I just think that a better survey of successful CEOs would be necessary to draw any serious conclusions.
AND - more specifically- having worked with management consultants and a variety of CEOs of startups who didn't have startup backgrounds, for a startup you generally don't want a management consultant as your founding CEO.
There is a group of folks who fit the management consultant profile, and as you say, they can add value if well policed and in the right place.
There is also a group generated by the "red queen" characteristics of corporate life. These are the folks who are optimised to appeal to seniors with polish and politics, but who have no real bottom.

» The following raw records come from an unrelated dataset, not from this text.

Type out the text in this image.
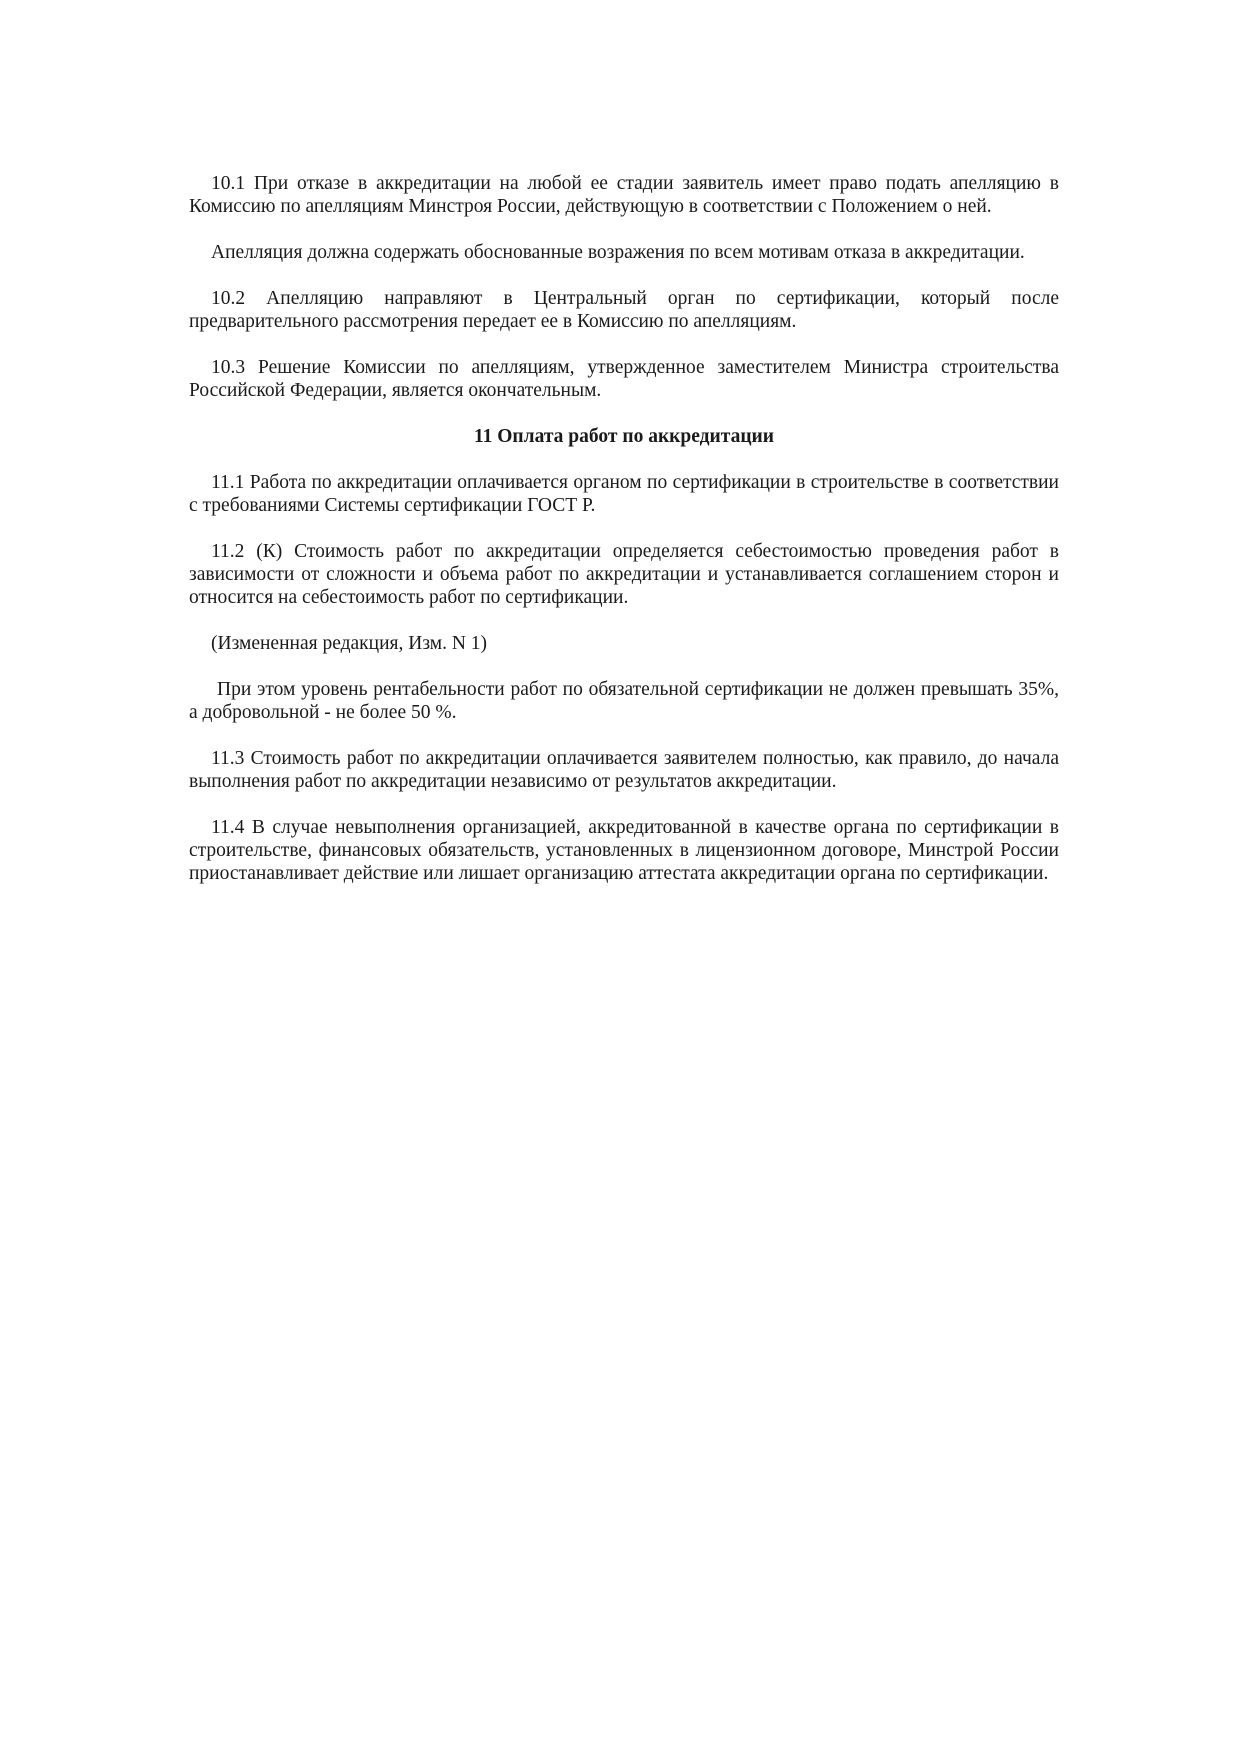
10.1 При отказе в аккредитации на любой ее стадии заявитель имеет право подать апелляцию в Комиссию по апелляциям Минстроя России, действующую в соответствии с Положением о ней.

Апелляция должна содержать обоснованные возражения по всем мотивам отказа в аккредитации.

10.2 Апелляцию направляют в Центральный орган по сертификации, который после предварительного рассмотрения передает ее в Комиссию по апелляциям.

10.3 Решение Комиссии по апелляциям, утвержденное заместителем Министра строительства Российской Федерации, является окончательным.

11 Оплата работ по аккредитации

11.1 Работа по аккредитации оплачивается органом по сертификации в строительстве в соответствии с требованиями Системы сертификации ГОСТ Р.

11.2 (К) Стоимость работ по аккредитации определяется себестоимостью проведения работ в зависимости от сложности и объема работ по аккредитации и устанавливается соглашением сторон и относится на себестоимость работ по сертификации.

(Измененная редакция, Изм. N 1)

При этом уровень рентабельности работ по обязательной сертификации не должен превышать 35%, а добровольной - не более 50 %.

11.3 Стоимость работ по аккредитации оплачивается заявителем полностью, как правило, до начала выполнения работ по аккредитации независимо от результатов аккредитации.

11.4 В случае невыполнения организацией, аккредитованной в качестве органа по сертификации в строительстве, финансовых обязательств, установленных в лицензионном договоре, Минстрой России приостанавливает действие или лишает организацию аттестата аккредитации органа по сертификации.
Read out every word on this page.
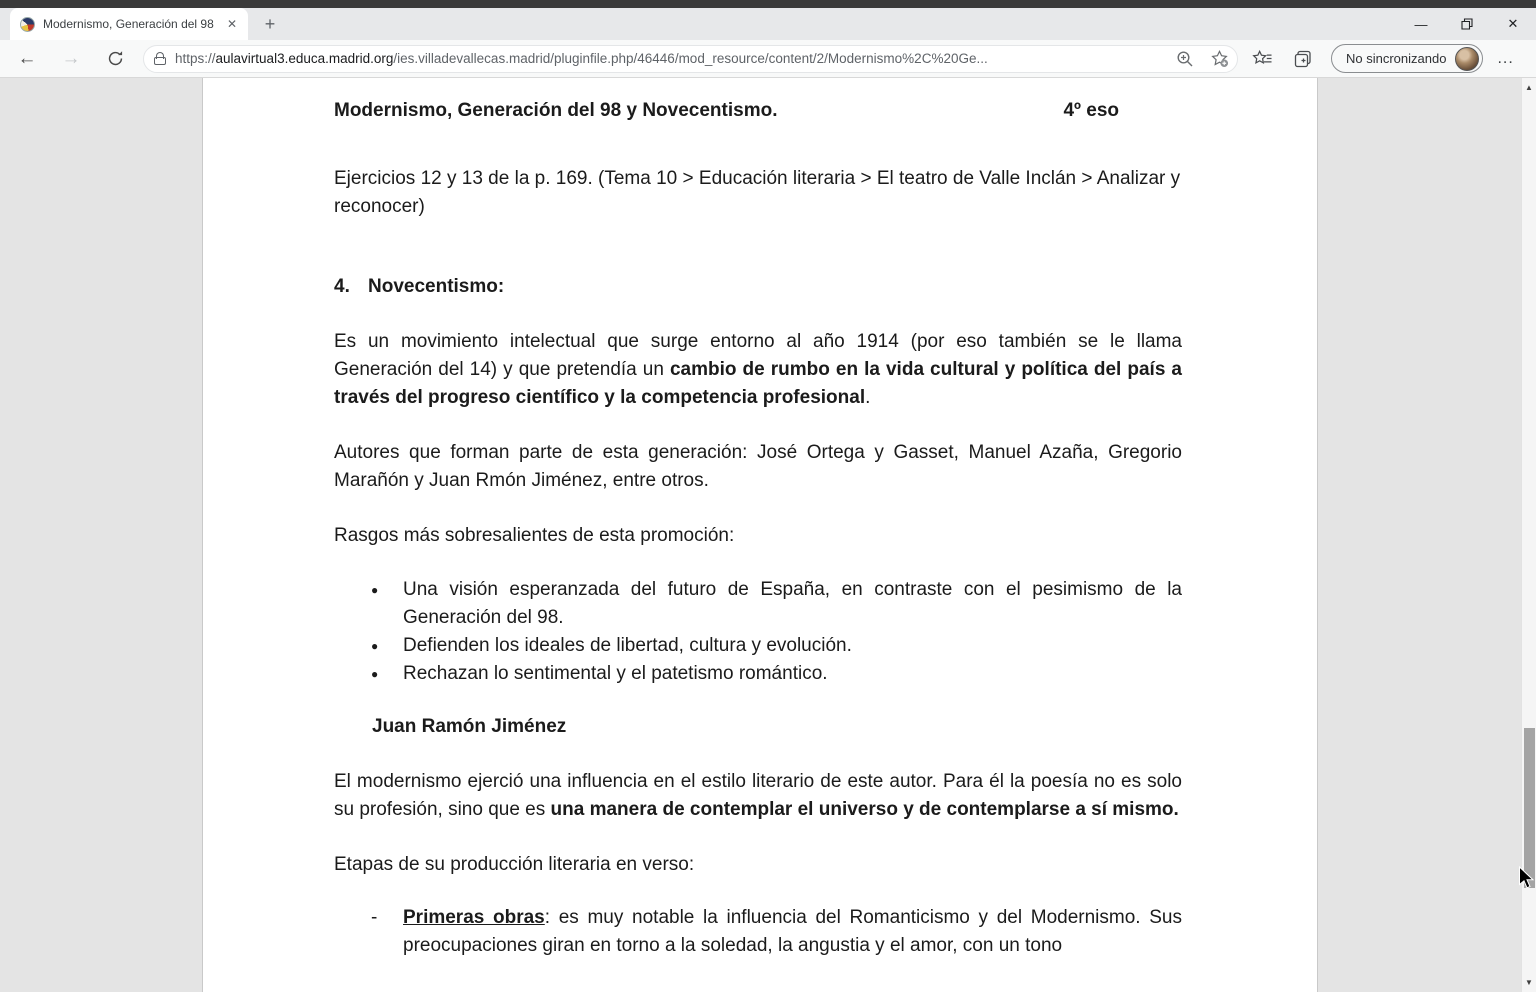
Modernismo, Generación del 98	✕	+	—	✕
← →	https://aulavirtual3.educa.madrid.org/ies.villadevallecas.madrid/pluginfile.php/46446/mod_resource/content/2/Modernismo%2C%20Ge...	No sincronizando	...
Modernismo, Generación del 98 y Novecentismo.	4º eso
Ejercicios 12 y 13 de la p. 169. (Tema 10 > Educación literaria > El teatro de Valle Inclán > Analizar y reconocer)
4. Novecentismo:
Es un movimiento intelectual que surge entorno al año 1914 (por eso también se le llama Generación del 14) y que pretendía un cambio de rumbo en la vida cultural y política del país a través del progreso científico y la competencia profesional.
Autores que forman parte de esta generación: José Ortega y Gasset, Manuel Azaña, Gregorio Marañón y Juan Rmón Jiménez, entre otros.
Rasgos más sobresalientes de esta promoción:
●	Una visión esperanzada del futuro de España, en contraste con el pesimismo de la Generación del 98.
●	Defienden los ideales de libertad, cultura y evolución.
●	Rechazan lo sentimental y el patetismo romántico.
Juan Ramón Jiménez
El modernismo ejerció una influencia en el estilo literario de este autor. Para él la poesía no es solo su profesión, sino que es una manera de contemplar el universo y de contemplarse a sí mismo.
Etapas de su producción literaria en verso:
-	Primeras obras: es muy notable la influencia del Romanticismo y del Modernismo. Sus preocupaciones giran en torno a la soledad, la angustia y el amor, con un tono
▲
▼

I've only seen a few of them rise up (and not to the very top) it's not good to be around them when the reckoning comes.... Peacocks don't do well round foxes.
This is based on a survey of Doctors. For those who have not worked with Doctors, or seen the Showtime series "House of Doctors", these are not the guys you want to be your CEO. (The TV show is fictionalized, of course, but it's based on a book written by a doctor.)
As an ex management consultant I can say that I saw not only many different job types within that description, but also many degrees of competency within those roles. It's not fair to apply sweeping generalisations to any class of people, be it consultant, software engineers, designers, venture capitalists, or people of a particular race, religion, ethnicity or gender orientation.
No comment (or opinion) on the content of your post but you clearly express an opinion that you put some thought into, no reason for anyone to downvote you. Upvoted to counter it.